Quei tagli che porti cercando di nascondere in tutti i modi.
Quelli raccontano più di mille parole.

Sentivo le sirene vicino a me e una coperta avvolgermi le spalle, le voci di quelle persone che mi giravano in torno non le sentivo, era un suono ovattato per nulla netto e sicuro e io mi sentii destabilizzata dal freddo che faceva.

Mi facevano domande ma mi era impossibile rispondere. Balbettavo tremolante dal freddo sentendomi tremendamente bagnata.
Guardavo l'acqua mentre i sommozzatori cercavano, mi sembrava che quel lago avesse appena risucchiato sogni e ricordi, insieme a lui portandoli nella profondità delle acque.

-Elizabeth!-
La sua voce.
Bastò quella parola per risentire tutto e la realtà tornò come uno schiaffo, uno di quelli che ti tirno per umiliarti e la botta e talmente forte che le lacrime ti salgono su con prepotenza.
E tu non puoi fare altro che stare ferma ed è ipossibile rimanere con un espressione storica.

-Papà!-
Gridai girandomi di scatto con la voce spezzata e frstornata da mille idee che mi ingombravano la testa.
Mi venne vicino e mi immobilizzai dalla vista dei suoi occhi azzurri dietro le spessissime lenti degli occhiali.

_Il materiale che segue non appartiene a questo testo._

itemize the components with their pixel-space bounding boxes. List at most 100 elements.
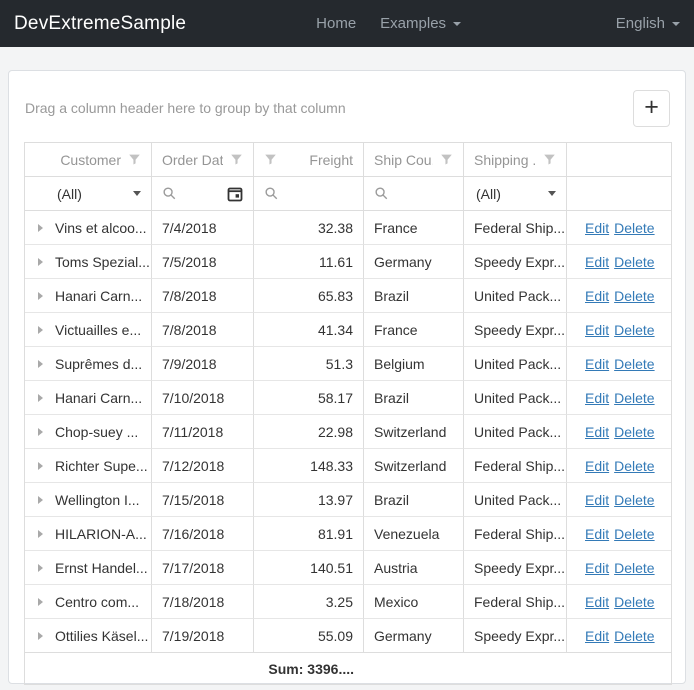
table-row: Toms Spezial... 7/5/2018 11.61 Germany S… <box>25 245 671 279</box>
expand-row-icon[interactable] <box>25 462 55 470</box>
edit-link[interactable]: Edit <box>585 594 609 610</box>
edit-link[interactable]: Edit <box>585 254 609 270</box>
header-label: Freight <box>309 152 353 168</box>
expand-row-icon[interactable] <box>25 530 55 538</box>
shipping-cell: United Pack... <box>464 279 567 313</box>
language-selector[interactable]: English <box>616 15 680 32</box>
shipping-filter-select[interactable]: (All) <box>464 177 567 211</box>
delete-link[interactable]: Delete <box>614 628 654 644</box>
customer-cell: Vins et alcoo... <box>55 220 147 236</box>
filter-funnel-icon[interactable] <box>543 153 556 166</box>
delete-link[interactable]: Delete <box>614 288 654 304</box>
customer-cell: Centro com... <box>55 594 139 610</box>
filter-funnel-icon[interactable] <box>230 153 243 166</box>
data-grid: Customer Order Date Freight Ship Cou... <box>24 142 672 685</box>
ship-country-cell: Brazil <box>364 279 464 313</box>
edit-link[interactable]: Edit <box>585 288 609 304</box>
expand-row-icon[interactable] <box>25 292 55 300</box>
delete-link[interactable]: Delete <box>614 594 654 610</box>
ship-country-cell: France <box>364 313 464 347</box>
expand-row-icon[interactable] <box>25 428 55 436</box>
delete-link[interactable]: Delete <box>614 560 654 576</box>
app-brand[interactable]: DevExtremeSample <box>14 13 186 35</box>
shipping-cell: Federal Ship... <box>464 585 567 619</box>
dropdown-caret-icon <box>133 191 141 196</box>
expand-row-icon[interactable] <box>25 326 55 334</box>
header-label: Shipping ... <box>474 152 536 168</box>
shipping-cell: Speedy Expr... <box>464 619 567 653</box>
delete-link[interactable]: Delete <box>614 492 654 508</box>
ship-country-cell: Switzerland <box>364 415 464 449</box>
order-date-cell: 7/12/2018 <box>152 449 254 483</box>
freight-cell: 140.51 <box>254 551 364 585</box>
order-date-cell: 7/10/2018 <box>152 381 254 415</box>
edit-link[interactable]: Edit <box>585 628 609 644</box>
nav-item-home[interactable]: Home <box>316 15 356 32</box>
column-header-customer[interactable]: Customer <box>25 143 152 177</box>
freight-filter-input[interactable] <box>254 177 364 211</box>
expand-row-icon[interactable] <box>25 496 55 504</box>
delete-link[interactable]: Delete <box>614 356 654 372</box>
header-label: Order Date <box>162 152 223 168</box>
table-row: Ottilies Käsel... 7/19/2018 55.09 German… <box>25 619 671 653</box>
delete-link[interactable]: Delete <box>614 220 654 236</box>
filter-selected-value: (All) <box>476 186 501 202</box>
edit-link[interactable]: Edit <box>585 560 609 576</box>
expand-row-icon[interactable] <box>25 632 55 640</box>
delete-link[interactable]: Delete <box>614 526 654 542</box>
search-icon <box>374 186 389 201</box>
delete-link[interactable]: Delete <box>614 424 654 440</box>
freight-cell: 13.97 <box>254 483 364 517</box>
filter-funnel-icon[interactable] <box>264 153 277 166</box>
table-row: HILARION-A... 7/16/2018 81.91 Venezuela … <box>25 517 671 551</box>
freight-cell: 65.83 <box>254 279 364 313</box>
filter-funnel-icon[interactable] <box>128 153 141 166</box>
edit-link[interactable]: Edit <box>585 458 609 474</box>
header-label: Ship Cou... <box>374 152 433 168</box>
edit-link[interactable]: Edit <box>585 322 609 338</box>
expand-row-icon[interactable] <box>25 564 55 572</box>
customer-cell: HILARION-A... <box>55 526 147 542</box>
expand-row-icon[interactable] <box>25 360 55 368</box>
expand-row-icon[interactable] <box>25 394 55 402</box>
expand-row-icon[interactable] <box>25 224 55 232</box>
column-header-ship-country[interactable]: Ship Cou... <box>364 143 464 177</box>
filter-funnel-icon[interactable] <box>440 153 453 166</box>
customer-cell: Ernst Handel... <box>55 560 148 576</box>
shipping-cell: Speedy Expr... <box>464 551 567 585</box>
freight-cell: 81.91 <box>254 517 364 551</box>
ship-country-cell: Mexico <box>364 585 464 619</box>
ship-country-filter-input[interactable] <box>364 177 464 211</box>
table-row: Victuailles e... 7/8/2018 41.34 France S… <box>25 313 671 347</box>
customer-cell: Hanari Carn... <box>55 390 142 406</box>
edit-link[interactable]: Edit <box>585 492 609 508</box>
column-header-shipping[interactable]: Shipping ... <box>464 143 567 177</box>
order-date-filter-input[interactable] <box>152 177 254 211</box>
customer-filter-select[interactable]: (All) <box>25 177 152 211</box>
delete-link[interactable]: Delete <box>614 322 654 338</box>
customer-cell: Ottilies Käsel... <box>55 628 148 644</box>
edit-link[interactable]: Edit <box>585 424 609 440</box>
ship-country-cell: Austria <box>364 551 464 585</box>
edit-link[interactable]: Edit <box>585 390 609 406</box>
order-date-cell: 7/11/2018 <box>152 415 254 449</box>
column-header-order-date[interactable]: Order Date <box>152 143 254 177</box>
order-date-cell: 7/4/2018 <box>152 211 254 245</box>
edit-link[interactable]: Edit <box>585 220 609 236</box>
expand-row-icon[interactable] <box>25 258 55 266</box>
expand-row-icon[interactable] <box>25 598 55 606</box>
column-header-freight[interactable]: Freight <box>254 143 364 177</box>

Le sue braccia mi avvolsero in un abbraccio disperato, che conteneva uno dei più calorosi degli addì.
La sua mano lassava sui miei capelli tremando e sendivo le sue lacrime bagnarmi il volto.

-non e colpa tua non e colpa tua-
Continuava a ripetermi cercando di essere forte.
-signor Parker-
Mio padre alzò la testa e in tremito di gelo e brividi si stacco da me.
-dovremmo fare delle domande a sua figlia-

E in un momento al altro mi ritrovai al distretto di polizia, c'ero solo io, mio padre non lo lasciavano entrare e mi sentii a disagio non ci capivo piu niente.
Le immagini mi ritornavano alla mentre con prepotenza ma erano pezzi disparsi e incoerenti. Come pezzi di un puzzle non acora completo.

Il poliziotto era davanti a me con uno sguardo severo continuava a farmi donande, ma io non riuscivo a sentire il suono dei freni della macchina sul asfalto era troppo assordante per poter sentire altro.
Il rumore dello sparo e lo schianto.
Con occhi sgranati lo guardai atterrita e deglitii.

-Fatemi entrare!-
Urlò mio padre dimenandosi tra le braccia degli uomini che lo tenevano.
-Signore...-
Sospiro il poliziotto guardando mio padre e vidi la sua espressione fredda priva di calore e sentimento, come se fossero occhi di vetro di una bambola.
Inermi.
-lei è mia figlia...e ha solo sette anni-
Anche se avevo la faccia girata potevo sentire che era in lacrime, la disperazione nella sua voce si udiva da lontano in un modo da spezzarmi il cuore.
-lei non dirà altro, la macchina ha sbandato ed è andata a finire nel lago tutto quí-

Disse con un tono abbastanza infastidito ed io mi feci più piccola nella mia sedia dove ero seduta stringendo spalle e gambe.
Sarei mai riuscita a dire la verità?


Quella mattina mi svegliai in un modo molto brusco.

I sogni continuavano a cercarmi ogni notte e non mi davano mai tempo per svegliarmi così che io non potessi rivivere quei ricordi. Ancora, ancora e ancora...

Non mi bastava svegliarmi per dichiarare che fosse tutto finito, no.

Perché il giorno riuscivo a tenerli a bada ma la notte prendevano il sopravvento, stringendomi la gola e graffiandomi il cuore fino alle lacrime.